Encryption and security of discovery credentials

Community Alums · ‎06-23-2015

I am having a really hard time coming to grips with the security surrounding our discovery credentials. In turn our Chief Security Officer is throwing up road blocks in regards to credentials that have access to the servers.

Does anyone have more information regarding this topic in particular these questions.

I understand that the Credentials are stored in the servicenow cloud platform with 3DES Encryption. Which is very strong and at present, several magnitudes to large to be broken computationally. But as stated in the Wiki they are decrypted at the servicenow end with an instance encryption key. Where is this key stored? If there was a breach at the servicenow end what is in place to prevent an infiltrator using the encryption key and the stored credential to decrypt it themselves and then compromise our security with an account that has local admin access to all our machines, servers , networking equipment, etc?

Is there a middle ground opportunity whereby we can enable read only access to our servers through a locked down account? I have attempted to follow the wiki partially in this area but it has left us with inconsistent access to the test servers and with certain elements of discovery not working.

epam · ‎06-24-2015

Hi, Matthew.

As far as I know, the encryption key is built into the Service Now program (and not stored in the instance databases, scripts, etc.) and is not visible through the user interface at any time. So there is no way to get access to this key from an instance even with admin role.

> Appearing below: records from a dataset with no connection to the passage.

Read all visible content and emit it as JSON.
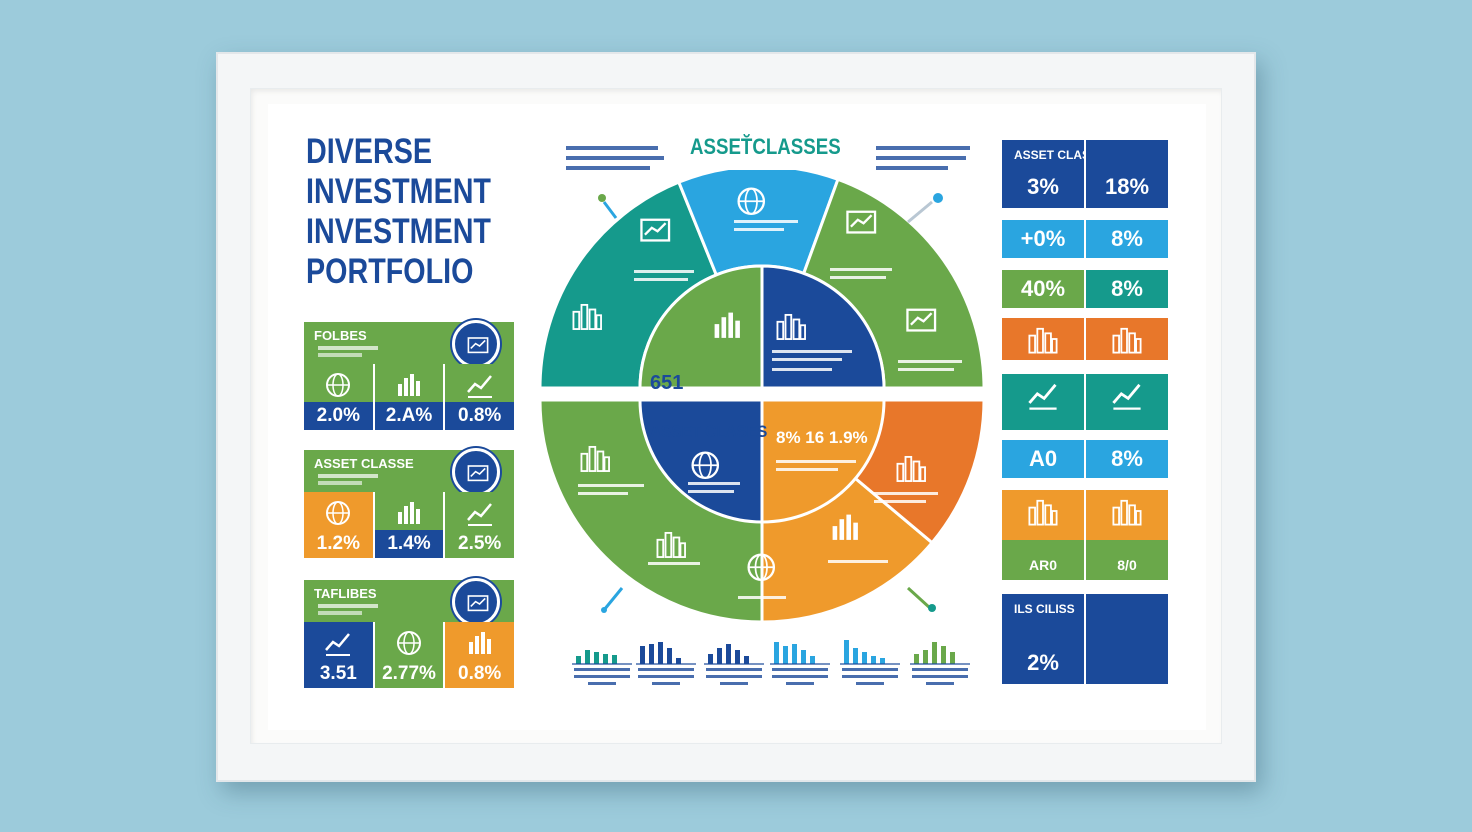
{
  "poster": {
    "title_lines": [
      "DIVERSE",
      "INVESTMENT",
      "INVESTMENT",
      "PORTFOLIO"
    ],
    "center_heading": "ASSET̆CLASSES"
  },
  "left_cards": [
    {
      "label": "FOLBES",
      "head_color": "#6aa84a",
      "badge_icon": "chart-board-icon",
      "cells": [
        {
          "icon": "globe-icon",
          "value": "2.0%",
          "bg": "#6aa84a",
          "val_bg": "#1b4a9a"
        },
        {
          "icon": "bar-icon",
          "value": "2.A%",
          "bg": "#6aa84a",
          "val_bg": "#1b4a9a"
        },
        {
          "icon": "trend-icon",
          "value": "0.8%",
          "bg": "#6aa84a",
          "val_bg": "#1b4a9a"
        }
      ]
    },
    {
      "label": "ASSET CLASSE",
      "head_color": "#6aa84a",
      "badge_icon": "chart-board-icon",
      "cells": [
        {
          "icon": "globe-icon",
          "value": "1.2%",
          "bg": "#ef9a2c",
          "val_bg": "#ef9a2c"
        },
        {
          "icon": "bar-icon",
          "value": "1.4%",
          "bg": "#6aa84a",
          "val_bg": "#1b4a9a"
        },
        {
          "icon": "trend-icon",
          "value": "2.5%",
          "bg": "#6aa84a",
          "val_bg": "#6aa84a"
        }
      ]
    },
    {
      "label": "TAFLIBES",
      "head_color": "#6aa84a",
      "badge_icon": "chart-board-icon",
      "cells": [
        {
          "icon": "trend-icon",
          "value": "3.51",
          "bg": "#1b4a9a",
          "val_bg": "#1b4a9a"
        },
        {
          "icon": "globe-icon",
          "value": "2.77%",
          "bg": "#6aa84a",
          "val_bg": "#6aa84a"
        },
        {
          "icon": "bar-icon",
          "value": "0.8%",
          "bg": "#ef9a2c",
          "val_bg": "#ef9a2c"
        }
      ]
    }
  ],
  "right_boxes": [
    {
      "label": "ASSET CLASSS",
      "left": "3%",
      "right": "18%",
      "color": "#1b4a9a",
      "height": 68
    },
    {
      "left": "+0%",
      "right": "8%",
      "color": "#2aa5e0",
      "height": 38
    },
    {
      "left": "40%",
      "right": "8%",
      "color_left": "#6aa84a",
      "color_right": "#159a8c",
      "height": 38
    },
    {
      "left": "",
      "right": "",
      "color": "#e8772a",
      "height": 42,
      "icon": "skyline-icon"
    },
    {
      "left": "",
      "right": "",
      "color": "#159a8c",
      "height": 56,
      "icon": "trend-icon"
    },
    {
      "left": "A0",
      "right": "8%",
      "color": "#2aa5e0",
      "height": 38
    },
    {
      "left": "AR0",
      "right": "8/0",
      "color": "#ef9a2c",
      "height": 90,
      "icon": "skyline-icon",
      "low_color": "#6aa84a"
    },
    {
      "label": "ILS CILISS",
      "left": "2%",
      "right": "",
      "color": "#1b4a9a",
      "height": 90
    }
  ],
  "pie_labels": {
    "pie_center_text": "651",
    "lower_left_title": "ASSET CLASES",
    "lower_right_title": "8% 16 1.9%"
  },
  "bar_groups": [
    {
      "color": "#159a8c",
      "heights": [
        8,
        14,
        12,
        10,
        9
      ]
    },
    {
      "color": "#1b4a9a",
      "heights": [
        18,
        20,
        22,
        16,
        6
      ]
    },
    {
      "color": "#1b4a9a",
      "heights": [
        10,
        16,
        20,
        14,
        8
      ]
    },
    {
      "color": "#2aa5e0",
      "heights": [
        22,
        18,
        20,
        14,
        8
      ]
    },
    {
      "color": "#2aa5e0",
      "heights": [
        24,
        16,
        12,
        8,
        6
      ]
    },
    {
      "color": "#6aa84a",
      "heights": [
        10,
        14,
        22,
        18,
        12
      ]
    }
  ]
}
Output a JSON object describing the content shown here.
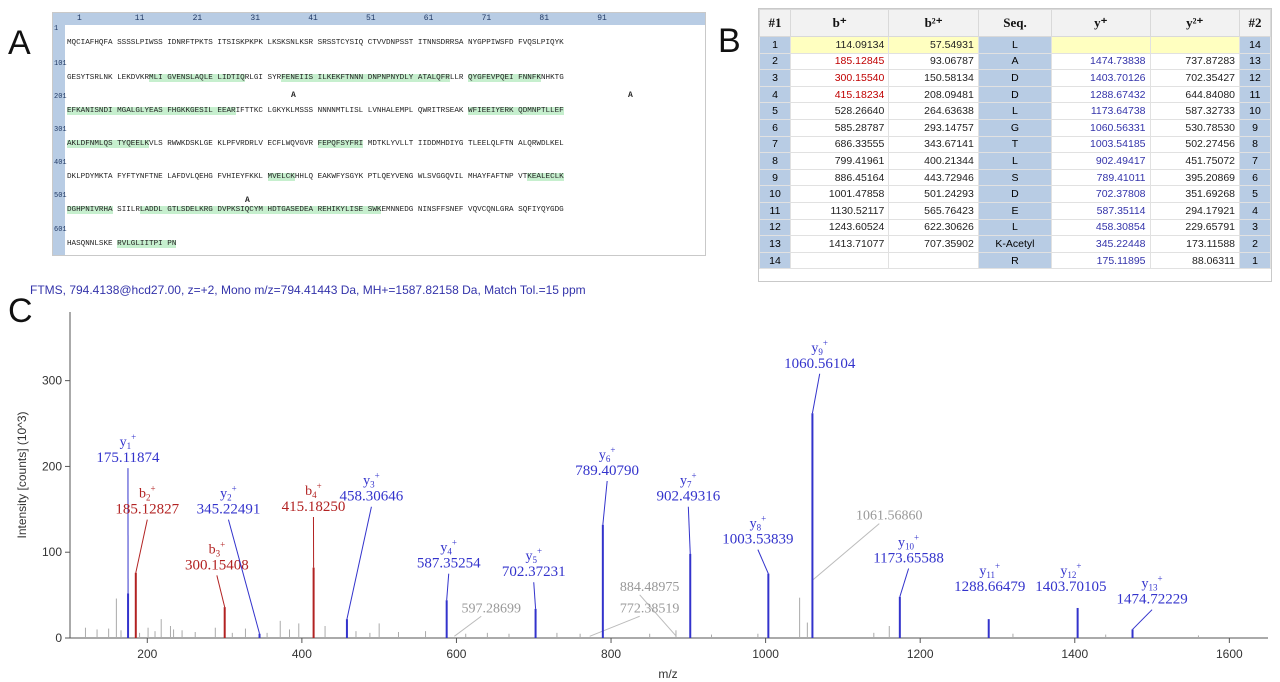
{
  "panel_letters": {
    "a": "A",
    "b": "B",
    "c": "C"
  },
  "panel_a": {
    "ruler": [
      "1",
      "11",
      "21",
      "31",
      "41",
      "51",
      "61",
      "71",
      "81",
      "91"
    ],
    "row_numbers": [
      "1",
      "101",
      "201",
      "301",
      "401",
      "501",
      "601"
    ],
    "acetyl_mark": "A",
    "lines": [
      [
        {
          "t": "MQCIAFHQFA SSSSLPIWSS IDNRFTPKTS ITSISKPKPK LKSKSNLKSR SRSSTCYSIQ CTVVDNPSST ITNNSDRRSA NYGPPIWSFD FVQSLPIQYK",
          "h": false
        }
      ],
      [
        {
          "t": "GESYTSRLNK LEKDVKR",
          "h": false
        },
        {
          "t": "MLI GVENSLAQLE LIDTIQ",
          "h": true
        },
        {
          "t": "RLGI SYR",
          "h": false
        },
        {
          "t": "FENEIIS ILKEKFTNNN DNPNPNYDLY ATALQFR",
          "h": true
        },
        {
          "t": "LLR ",
          "h": false
        },
        {
          "t": "QYGFEVPQEI FNNFK",
          "h": true
        },
        {
          "t": "NHKTG",
          "h": false
        }
      ],
      [
        {
          "t": "EFKANISNDI MGALGLYEAS FHGKKGESIL EEAR",
          "h": true
        },
        {
          "t": "IFTTKC LGKYKLMSSS NNNNMTLISL LVNHALEMPL QWRITRSEAK ",
          "h": false
        },
        {
          "t": "WFIEEIYERK QDMNPTLLEF",
          "h": true
        }
      ],
      [
        {
          "t": "AKLDFNMLQS TYQEELK",
          "h": true
        },
        {
          "t": "VLS RWWKDSKLGE KLPFVRDRLV ECFLWQVGVR ",
          "h": false
        },
        {
          "t": "FEPQFSYFRI",
          "h": true
        },
        {
          "t": " MDTKLYVLLT IIDDMHDIYG TLEELQLFTN ALQRWDLKEL",
          "h": false
        }
      ],
      [
        {
          "t": "DKLPDYMKTA FYFTYNFTNE LAFDVLQEHG FVHIEYFKKL ",
          "h": false
        },
        {
          "t": "MVELCK",
          "h": true
        },
        {
          "t": "HHLQ EAKWFYSGYK PTLQEYVENG WLSVGGQVIL MHAYFAFTNP VT",
          "h": false
        },
        {
          "t": "KEALECLK",
          "h": true
        }
      ],
      [
        {
          "t": "DGHPNIVRHA",
          "h": true
        },
        {
          "t": " SIILR",
          "h": false
        },
        {
          "t": "LADDL GTLSDELKRG DVPKSIQCYM HDTGASEDEA REHIKYLISE SWK",
          "h": true
        },
        {
          "t": "EMNNEDG NINSFFSNEF VQVCQNLGRA SQFIYQYGDG",
          "h": false
        }
      ],
      [
        {
          "t": "HASQNNLSKE ",
          "h": false
        },
        {
          "t": "RVLGLIITPI PN",
          "h": true
        }
      ]
    ]
  },
  "panel_b": {
    "headers": [
      "#1",
      "b⁺",
      "b²⁺",
      "Seq.",
      "y⁺",
      "y²⁺",
      "#2"
    ],
    "rows": [
      [
        "1",
        "114.09134",
        "57.54931",
        "L",
        "",
        "",
        "14"
      ],
      [
        "2",
        "185.12845",
        "93.06787",
        "A",
        "1474.73838",
        "737.87283",
        "13"
      ],
      [
        "3",
        "300.15540",
        "150.58134",
        "D",
        "1403.70126",
        "702.35427",
        "12"
      ],
      [
        "4",
        "415.18234",
        "208.09481",
        "D",
        "1288.67432",
        "644.84080",
        "11"
      ],
      [
        "5",
        "528.26640",
        "264.63638",
        "L",
        "1173.64738",
        "587.32733",
        "10"
      ],
      [
        "6",
        "585.28787",
        "293.14757",
        "G",
        "1060.56331",
        "530.78530",
        "9"
      ],
      [
        "7",
        "686.33555",
        "343.67141",
        "T",
        "1003.54185",
        "502.27456",
        "8"
      ],
      [
        "8",
        "799.41961",
        "400.21344",
        "L",
        "902.49417",
        "451.75072",
        "7"
      ],
      [
        "9",
        "886.45164",
        "443.72946",
        "S",
        "789.41011",
        "395.20869",
        "6"
      ],
      [
        "10",
        "1001.47858",
        "501.24293",
        "D",
        "702.37808",
        "351.69268",
        "5"
      ],
      [
        "11",
        "1130.52117",
        "565.76423",
        "E",
        "587.35114",
        "294.17921",
        "4"
      ],
      [
        "12",
        "1243.60524",
        "622.30626",
        "L",
        "458.30854",
        "229.65791",
        "3"
      ],
      [
        "13",
        "1413.71077",
        "707.35902",
        "K-Acetyl",
        "345.22448",
        "173.11588",
        "2"
      ],
      [
        "14",
        "",
        "",
        "R",
        "175.11895",
        "88.06311",
        "1"
      ]
    ],
    "red_b_rows": [
      1,
      2,
      3
    ],
    "colors": {
      "blue": "#3333aa",
      "red": "#c00000",
      "seq_bg": "#b8cce4",
      "first_row_bg": "#ffffc0"
    }
  },
  "panel_c": {
    "header": "FTMS, 794.4138@hcd27.00, z=+2, Mono m/z=794.41443 Da, MH+=1587.82158 Da, Match Tol.=15 ppm"
  },
  "chart_data": {
    "type": "bar",
    "xlabel": "m/z",
    "ylabel": "Intensity [counts] (10^3)",
    "xlim": [
      100,
      1650
    ],
    "ylim": [
      0,
      380
    ],
    "xticks": [
      200,
      400,
      600,
      800,
      1000,
      1200,
      1400,
      1600
    ],
    "yticks": [
      0,
      100,
      200,
      300
    ],
    "colors": {
      "y": "#3333cc",
      "b": "#b22222",
      "unassigned": "#aaaaaa",
      "label_grey": "#999999"
    },
    "peaks": [
      {
        "ion": "y",
        "n": "1",
        "mz": 175.11874,
        "intensity": 52,
        "label": "175.11874",
        "lx": 175,
        "ly": 205
      },
      {
        "ion": "b",
        "n": "2",
        "mz": 185.12827,
        "intensity": 76,
        "label": "185.12827",
        "lx": 200,
        "ly": 145
      },
      {
        "ion": "b",
        "n": "3",
        "mz": 300.15408,
        "intensity": 36,
        "label": "300.15408",
        "lx": 290,
        "ly": 80
      },
      {
        "ion": "y",
        "n": "2",
        "mz": 345.22491,
        "intensity": 5,
        "label": "345.22491",
        "lx": 305,
        "ly": 145
      },
      {
        "ion": "b",
        "n": "4",
        "mz": 415.1825,
        "intensity": 82,
        "label": "415.18250",
        "lx": 415,
        "ly": 148
      },
      {
        "ion": "y",
        "n": "3",
        "mz": 458.30646,
        "intensity": 22,
        "label": "458.30646",
        "lx": 490,
        "ly": 160
      },
      {
        "ion": "y",
        "n": "4",
        "mz": 587.35254,
        "intensity": 44,
        "label": "587.35254",
        "lx": 590,
        "ly": 82
      },
      {
        "ion": "y",
        "n": "5",
        "mz": 702.37231,
        "intensity": 34,
        "label": "702.37231",
        "lx": 700,
        "ly": 72
      },
      {
        "ion": "y",
        "n": "6",
        "mz": 789.4079,
        "intensity": 132,
        "label": "789.40790",
        "lx": 795,
        "ly": 190
      },
      {
        "ion": "y",
        "n": "7",
        "mz": 902.49316,
        "intensity": 98,
        "label": "902.49316",
        "lx": 900,
        "ly": 160
      },
      {
        "ion": "y",
        "n": "8",
        "mz": 1003.53839,
        "intensity": 75,
        "label": "1003.53839",
        "lx": 990,
        "ly": 110
      },
      {
        "ion": "y",
        "n": "9",
        "mz": 1060.56104,
        "intensity": 262,
        "label": "1060.56104",
        "lx": 1070,
        "ly": 315
      },
      {
        "ion": "y",
        "n": "10",
        "mz": 1173.65588,
        "intensity": 48,
        "label": "1173.65588",
        "lx": 1185,
        "ly": 88
      },
      {
        "ion": "y",
        "n": "11",
        "mz": 1288.66479,
        "intensity": 22,
        "label": "1288.66479",
        "lx": 1290,
        "ly": 55
      },
      {
        "ion": "y",
        "n": "12",
        "mz": 1403.70105,
        "intensity": 35,
        "label": "1403.70105",
        "lx": 1395,
        "ly": 55
      },
      {
        "ion": "y",
        "n": "13",
        "mz": 1474.72229,
        "intensity": 10,
        "label": "1474.72229",
        "lx": 1500,
        "ly": 40
      }
    ],
    "grey_labels": [
      {
        "mz": 597.28699,
        "label": "597.28699",
        "lx": 645,
        "ly": 30,
        "line_to": 2
      },
      {
        "mz": 884.48975,
        "label": "884.48975",
        "lx": 850,
        "ly": 55,
        "line_to": 2
      },
      {
        "mz": 772.38519,
        "label": "772.38519",
        "lx": 850,
        "ly": 30,
        "line_to": 2
      },
      {
        "mz": 1061.5686,
        "label": "1061.56860",
        "lx": 1160,
        "ly": 138,
        "line_to": 68
      }
    ],
    "minor_peaks": [
      [
        120,
        12
      ],
      [
        135,
        10
      ],
      [
        150,
        11
      ],
      [
        160,
        46
      ],
      [
        166,
        9
      ],
      [
        190,
        6
      ],
      [
        201,
        12
      ],
      [
        210,
        8
      ],
      [
        218,
        22
      ],
      [
        230,
        14
      ],
      [
        234,
        10
      ],
      [
        245,
        9
      ],
      [
        262,
        7
      ],
      [
        288,
        12
      ],
      [
        310,
        6
      ],
      [
        327,
        11
      ],
      [
        355,
        6
      ],
      [
        372,
        20
      ],
      [
        384,
        10
      ],
      [
        396,
        17
      ],
      [
        430,
        14
      ],
      [
        470,
        8
      ],
      [
        488,
        6
      ],
      [
        500,
        17
      ],
      [
        525,
        7
      ],
      [
        560,
        8
      ],
      [
        612,
        5
      ],
      [
        640,
        6
      ],
      [
        668,
        5
      ],
      [
        730,
        6
      ],
      [
        760,
        5
      ],
      [
        850,
        5
      ],
      [
        884,
        9
      ],
      [
        930,
        4
      ],
      [
        990,
        5
      ],
      [
        1044,
        47
      ],
      [
        1054,
        18
      ],
      [
        1140,
        6
      ],
      [
        1160,
        14
      ],
      [
        1320,
        5
      ],
      [
        1440,
        4
      ],
      [
        1560,
        3
      ]
    ]
  }
}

In case you still want extremely increase your credentials security level, you may think about the External Credential Storage plugin.

Community Alums · ‎06-29-2015

After further thinking though and looking at the probes etc. By having an account on the servicenow platform at all that is capable of performing actions on the servers. You are potentially open to an attack vector.

If I add user ServerLocalAdmin to my servicenow platform.

If I then add that user as a localadmin via gpo to all my servers.

If I then grant access to the mid server section of servicenow to anyone. So all Servicenow admins by default and anyone working with the Mid server for discovery in anyway.

All those users now have full powershell access to all the servers. In the same way that there is a probe to perform a netstat function. could I also not write my own probe to run the command to format a disk? Then set that probe as part of a discovery and run it against all IP's in the Business and now I have caused major system disruption and all I had to do was compromise one of several users passwords. Or access one of their logged in sessions for servicenow which they can log into from anywhere in the world?

That level of possibility to be compromised at present is far too high for our security team. Coupled with the fact staff who will be administering and updating discovery schedules and probes are not in the same security level as our systems team. Is this a case of agentless discovery not being suitable for us if we cannot make these compromises?

epam · ‎06-30-2015

Of course, the user with admin role can do a lot of things with your devices the mid-server can access. The best way to prevent a "run the command to format a disk" situation is a set a "read-only" rules for the mid-server user (for each of the computers) to allow the mid-server just discover the necessary information.

Community Alums · ‎07-01-2015

Hi epam thanks for taking time to reply to me though i remain a little confused.

Servicenow documentation states that the mid server user or one of it's associated credentials should be either a local or domain admin.

Are you saying the mid server user in service now should be set as read only. Or are you saying that the user that the mid server is running as in our environment should be added to our servers as a local admin but with some form of read only mode? If the first one then I still don;t think this addresses our security concerns. If the second one then I'm struggling to find any info from Microsoft about this feature?

again thank you for your time, i understand you do not get paid to help others out on forums so appreciate the help.